We also made one memorable flight from Singapore to Hong Kong and after several attempts to fly into Kaitak, near the Hong Kong airport in clamped weather, we were diverted by the Hong Kong Control to a remote island off the China coast, in the Gulf of Tonking, called Hainan, where we alighted at Sama Bay. We made several attempts in the following days to fly into Kaitak, but on each occasion the weather deteriorated at the last minute and we were obliged to return to Sama Bay. By then we had insufficient fuel to fly to Hong Kong when the weather did improve and another Sunderland flown by the C.O. of 209 Squadron joined us having found themselves in a similar predicament. It had an ENSA party on board and the sound of jollifications carried across the water until the early hours of the morning. At least we were able to work the Hong Kong Control Tower using our top aerial and our petrol generator housed in the front of the Starboard wing. Eventually a further Sunderland arrived bringing both marooned aircraft extra petrol in Jerrycans. These had to be transported between our anchorages in rubber dinghies. I had become familiar with the J Type rubber dinghy which we carried on board so we inflated it so that I could go ashore and obtain some fruit and vegetables from the local villagers by bartering with tins of cigarettes, the international currency of the immediate post war Far East. We had an unexpected visit from a Chinese officer who came out in a boat to see us and said we could not take off without prior permission from Canton. We resolved to receive this instruction with politeness but to ignore it.
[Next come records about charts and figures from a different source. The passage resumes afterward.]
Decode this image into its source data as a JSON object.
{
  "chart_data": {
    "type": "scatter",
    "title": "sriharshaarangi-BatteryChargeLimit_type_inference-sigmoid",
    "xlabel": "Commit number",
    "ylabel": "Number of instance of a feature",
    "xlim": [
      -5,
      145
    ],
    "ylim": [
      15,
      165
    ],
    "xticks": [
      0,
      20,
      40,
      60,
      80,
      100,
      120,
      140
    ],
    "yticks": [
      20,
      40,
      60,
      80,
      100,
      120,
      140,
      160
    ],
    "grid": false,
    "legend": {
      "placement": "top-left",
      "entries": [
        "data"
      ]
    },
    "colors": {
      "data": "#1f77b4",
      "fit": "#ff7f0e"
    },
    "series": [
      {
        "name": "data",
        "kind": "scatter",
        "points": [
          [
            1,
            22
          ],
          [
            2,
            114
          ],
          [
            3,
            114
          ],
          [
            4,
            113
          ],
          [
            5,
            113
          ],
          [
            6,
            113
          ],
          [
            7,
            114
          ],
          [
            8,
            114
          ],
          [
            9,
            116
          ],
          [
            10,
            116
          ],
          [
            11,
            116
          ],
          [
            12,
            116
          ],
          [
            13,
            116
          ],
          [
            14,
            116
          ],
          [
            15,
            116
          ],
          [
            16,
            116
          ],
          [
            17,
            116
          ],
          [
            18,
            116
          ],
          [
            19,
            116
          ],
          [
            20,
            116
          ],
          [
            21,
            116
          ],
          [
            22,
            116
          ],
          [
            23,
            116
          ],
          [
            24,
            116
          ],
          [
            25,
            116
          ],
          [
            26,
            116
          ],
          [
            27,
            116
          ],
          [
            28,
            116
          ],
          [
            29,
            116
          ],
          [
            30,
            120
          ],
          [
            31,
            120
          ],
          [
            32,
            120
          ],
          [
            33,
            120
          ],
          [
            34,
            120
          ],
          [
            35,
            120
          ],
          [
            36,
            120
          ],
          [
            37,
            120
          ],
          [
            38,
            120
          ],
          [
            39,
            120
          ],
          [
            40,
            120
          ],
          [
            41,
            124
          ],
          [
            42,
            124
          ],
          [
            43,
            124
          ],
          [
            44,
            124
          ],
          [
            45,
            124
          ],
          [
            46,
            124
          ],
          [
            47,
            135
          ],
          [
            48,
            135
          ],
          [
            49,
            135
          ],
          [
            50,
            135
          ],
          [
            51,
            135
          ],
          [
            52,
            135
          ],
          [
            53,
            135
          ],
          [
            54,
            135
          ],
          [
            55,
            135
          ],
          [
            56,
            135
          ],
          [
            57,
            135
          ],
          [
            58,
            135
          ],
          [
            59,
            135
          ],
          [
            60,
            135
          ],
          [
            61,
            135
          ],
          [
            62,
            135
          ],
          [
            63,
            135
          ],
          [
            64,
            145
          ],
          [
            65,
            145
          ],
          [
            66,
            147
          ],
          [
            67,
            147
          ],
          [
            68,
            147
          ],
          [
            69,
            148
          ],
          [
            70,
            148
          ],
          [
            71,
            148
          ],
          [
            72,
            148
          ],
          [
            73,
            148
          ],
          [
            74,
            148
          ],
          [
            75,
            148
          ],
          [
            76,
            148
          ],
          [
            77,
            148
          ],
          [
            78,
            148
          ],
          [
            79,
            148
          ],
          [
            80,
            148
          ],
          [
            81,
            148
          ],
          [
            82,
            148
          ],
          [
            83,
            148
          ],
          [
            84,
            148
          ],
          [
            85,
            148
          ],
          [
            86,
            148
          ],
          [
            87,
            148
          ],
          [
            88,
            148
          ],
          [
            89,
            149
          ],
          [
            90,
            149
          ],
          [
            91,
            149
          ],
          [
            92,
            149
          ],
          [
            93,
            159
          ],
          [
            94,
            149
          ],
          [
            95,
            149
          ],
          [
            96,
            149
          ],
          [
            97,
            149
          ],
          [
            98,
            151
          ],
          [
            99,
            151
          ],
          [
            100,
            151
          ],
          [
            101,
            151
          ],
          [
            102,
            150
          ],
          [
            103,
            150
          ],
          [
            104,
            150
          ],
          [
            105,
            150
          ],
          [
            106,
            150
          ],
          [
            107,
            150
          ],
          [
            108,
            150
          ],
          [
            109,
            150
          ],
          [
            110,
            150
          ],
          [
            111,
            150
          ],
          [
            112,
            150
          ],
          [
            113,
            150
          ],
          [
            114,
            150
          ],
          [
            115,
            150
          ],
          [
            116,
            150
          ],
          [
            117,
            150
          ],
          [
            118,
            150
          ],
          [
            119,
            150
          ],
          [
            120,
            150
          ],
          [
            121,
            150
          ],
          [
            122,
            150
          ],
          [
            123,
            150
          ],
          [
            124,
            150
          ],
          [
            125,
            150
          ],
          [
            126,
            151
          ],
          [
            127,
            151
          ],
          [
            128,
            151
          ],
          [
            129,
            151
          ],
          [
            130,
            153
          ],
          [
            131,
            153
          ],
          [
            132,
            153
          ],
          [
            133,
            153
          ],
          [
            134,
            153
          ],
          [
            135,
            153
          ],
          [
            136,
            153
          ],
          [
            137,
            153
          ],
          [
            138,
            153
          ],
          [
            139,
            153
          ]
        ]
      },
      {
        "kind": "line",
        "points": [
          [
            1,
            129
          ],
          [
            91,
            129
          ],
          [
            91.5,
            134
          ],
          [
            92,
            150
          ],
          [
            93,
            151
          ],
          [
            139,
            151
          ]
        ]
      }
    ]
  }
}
When the weather did eventually clear we were activated by the Hong Kong Control Tower and all three aircraft took off and were soon safely down and moored at Kaitak. The pilot who flew the petrol out to us was a 209 Skipper called Hector Munro, who later became M.P. for Dumfries, a Minister for Sport in the Conservative Administration and the Honorary Inspector General of the Auxiliary Air Force. He was knighted and more recently raised to the peerage.
In April 1946 the whole of 230 Squadron was posted from Singapore to Pembroke Dock in South Wales and we were to fly back along the same route on which we had come out, except that we would miss out Gib, flying directly from Sicily to Pembroke Dock. Portland Bill was the first bit of England we all saw, craning our necks forward on the flight deck .We had brought back a large contingent of ground staff, all devoted to the Squadron and great chaps, but who became very anxious at one stage on the flight back after we had taken off from Kasfareit on the Bitter Lake in Egypt. They said they could see petrol leaking out of the port inner engine and probably they knew more about the dangers of this than the aircrew. So we told everyone not to smoke and so as no to risk anyone's life, we jettisoned nearly all our fuel into Aboukir Bay near the delta of the Nile. This involved pushing out seldom- used jettison pipes through the planing hull of the flying boat. We then went back to Kasfareit, where they found that the leak was due only to a badly fitted screw cap, so we fuelled up and restarted the rest of our journey the following day. We had jettisoned 2500 gallons of petrol, enough perhaps for me to have driven a car on it for the rest of my life.
Looking back I realise how fortunate I was to get on to Flying Boats. I much preferred battling with the weather rather than with the enemy. Bringing back the POW's was worthwhile. I saw a lot of the World, which only whetted my appetite for travel; and I made friends on our crew who stayed friends for life.